During the last years of his life Comer also maintained his fondness for the American Museum of Natural History and its staff.  In a 1925 letter to its director, he clearly expressed this sentiment, stating, “My life has been made brighter and my vision of life broadened by coming in contact with the Museum and its people.” He provided his museum friends with gifts from the East Haddam countryside, occasionally sending pussywillows or apples to the secretaries and prominent curators such as Clark Wissler and Robert Cushman Murphy.

George Comer died of Bright’s Disease, a form of kidney disease, in 1937. His passing was noted in New York and Connecticut newspapers. As a tribute and gesture of remembrance, a year later the State of Connecticut dedicated a small park and monument in his honor near his home in East Haddam. Twenty years after he had acquired his final specimens for the American Museum of Natural History, staff members contributed to his memorial. Several attended the 1938 monument dedication, as did the daughter of Robert Peary (the Arctic explorer who was the first man to reach the North Pole). Comer would have undoubtedly appreciated this final recognition from family and museum people—two groups that had meant so much to him. Only the Inuit were missing, but they would come later.
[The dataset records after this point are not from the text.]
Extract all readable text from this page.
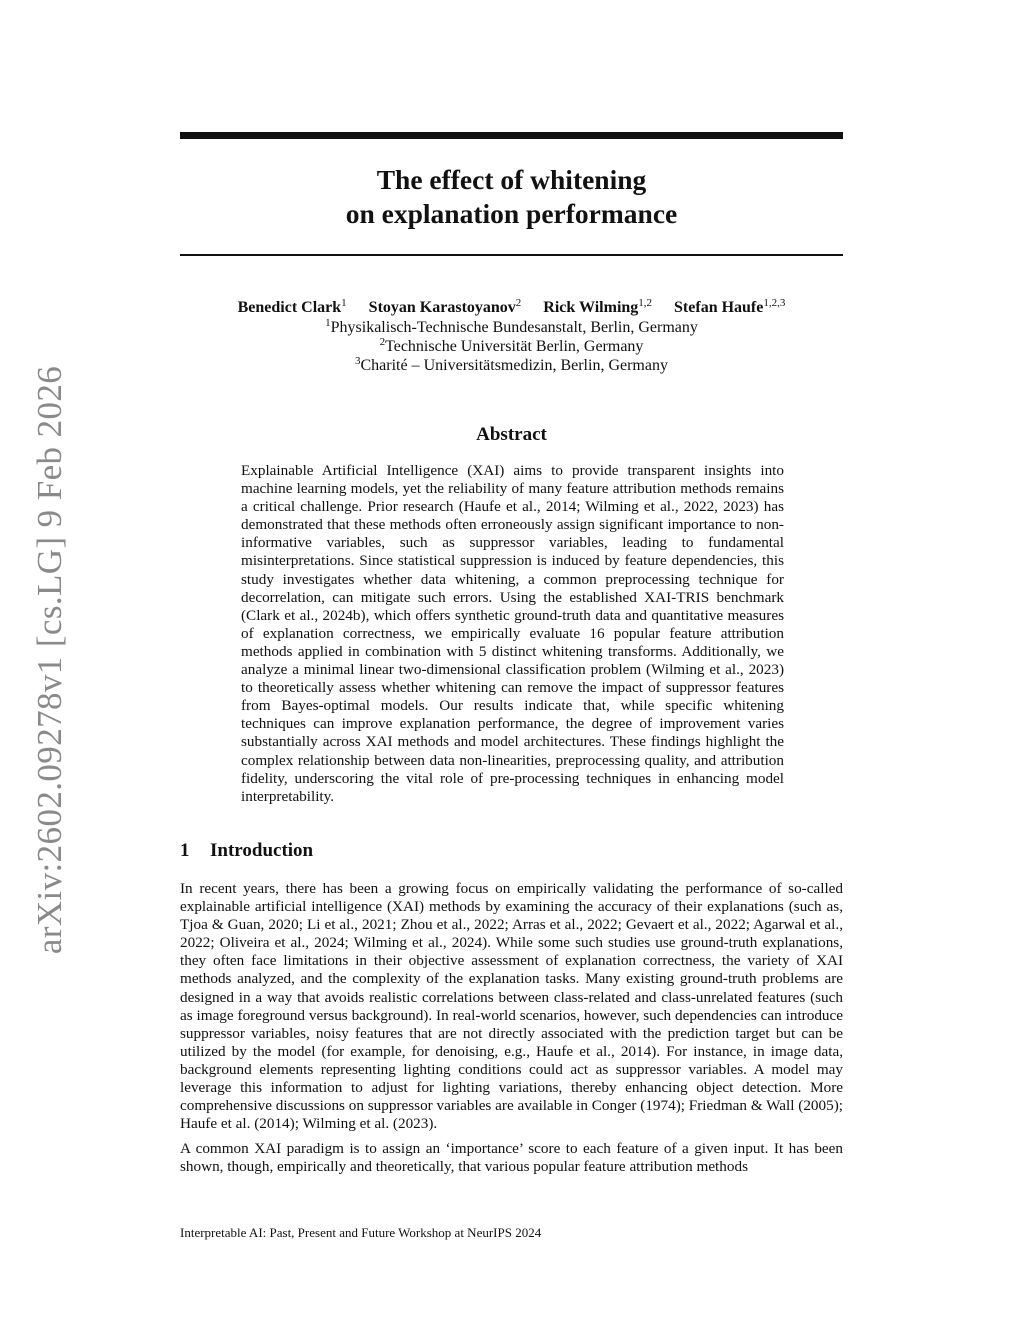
arXiv:2602.09278v1 [cs.LG] 9 Feb 2026
The effect of whitening
on explanation performance
Benedict Clark$^1$ Stoyan Karastoyanov$^2$ Rick Wilming$^{1,2}$ Stefan Haufe$^{1,2,3}$
$^1$Physikalisch-Technische Bundesanstalt, Berlin, Germany
$^2$Technische Universität Berlin, Germany
$^3$Charité – Universitätsmedizin, Berlin, Germany
Abstract

Explainable Artificial Intelligence (XAI) aims to provide transparent insights into machine learning models, yet the reliability of many feature attribution methods remains a critical challenge. Prior research (Haufe et al., 2014; Wilming et al., 2022, 2023) has demonstrated that these methods often erroneously assign significant importance to non-informative variables, such as suppressor variables, leading to fundamental misinterpretations. Since statistical suppression is induced by feature dependencies, this study investigates whether data whitening, a common preprocessing technique for decorrelation, can mitigate such errors. Using the established XAI-TRIS benchmark (Clark et al., 2024b), which offers synthetic ground-truth data and quantitative measures of explanation correctness, we empirically evaluate 16 popular feature attribution methods applied in combination with 5 distinct whitening transforms. Additionally, we analyze a minimal linear two-dimensional classification problem (Wilming et al., 2023) to theoretically assess whether whitening can remove the impact of suppressor features from Bayes-optimal models. Our results indicate that, while specific whitening techniques can improve explanation performance, the degree of improvement varies substantially across XAI methods and model architectures. These findings highlight the complex relationship between data non-linearities, preprocessing quality, and attribution fidelity, underscoring the vital role of pre-processing techniques in enhancing model interpretability.

1 Introduction

In recent years, there has been a growing focus on empirically validating the performance of so-called explainable artificial intelligence (XAI) methods by examining the accuracy of their explanations (such as, Tjoa & Guan, 2020; Li et al., 2021; Zhou et al., 2022; Arras et al., 2022; Gevaert et al., 2022; Agarwal et al., 2022; Oliveira et al., 2024; Wilming et al., 2024). While some such studies use ground-truth explanations, they often face limitations in their objective assessment of explanation correctness, the variety of XAI methods analyzed, and the complexity of the explanation tasks. Many existing ground-truth problems are designed in a way that avoids realistic correlations between class-related and class-unrelated features (such as image foreground versus background). In real-world scenarios, however, such dependencies can introduce suppressor variables, noisy features that are not directly associated with the prediction target but can be utilized by the model (for example, for denoising, e.g., Haufe et al., 2014). For instance, in image data, background elements representing lighting conditions could act as suppressor variables. A model may leverage this information to adjust for lighting variations, thereby enhancing object detection. More comprehensive discussions on suppressor variables are available in Conger (1974); Friedman & Wall (2005); Haufe et al. (2014); Wilming et al. (2023).

A common XAI paradigm is to assign an ‘importance’ score to each feature of a given input. It has been shown, though, empirically and theoretically, that various popular feature attribution methods

Interpretable AI: Past, Present and Future Workshop at NeurIPS 2024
In 1999, two women from Hudson Bay came to Mystic Seaport to study the Comer collections there and to meet with Captain Comer’s great-grandson Thomas Comer and other Comer family members. The Inuit women had a special interest in the meeting. Bernadette Dean and Rhoda Karetak, are, respectively, the great-granddaughter and granddaughter of Shoofly, Captain Comer’s long-time companion. Although they likely are not blood relatives, Bernadette Dean and Tom Comer have formed a strong relationship and share a common heritage.  Comer spent years in the territory of the Inuit and his life and legacy came full circle when, nearly 100 years later, Bernadette Dean visited his monument and grave.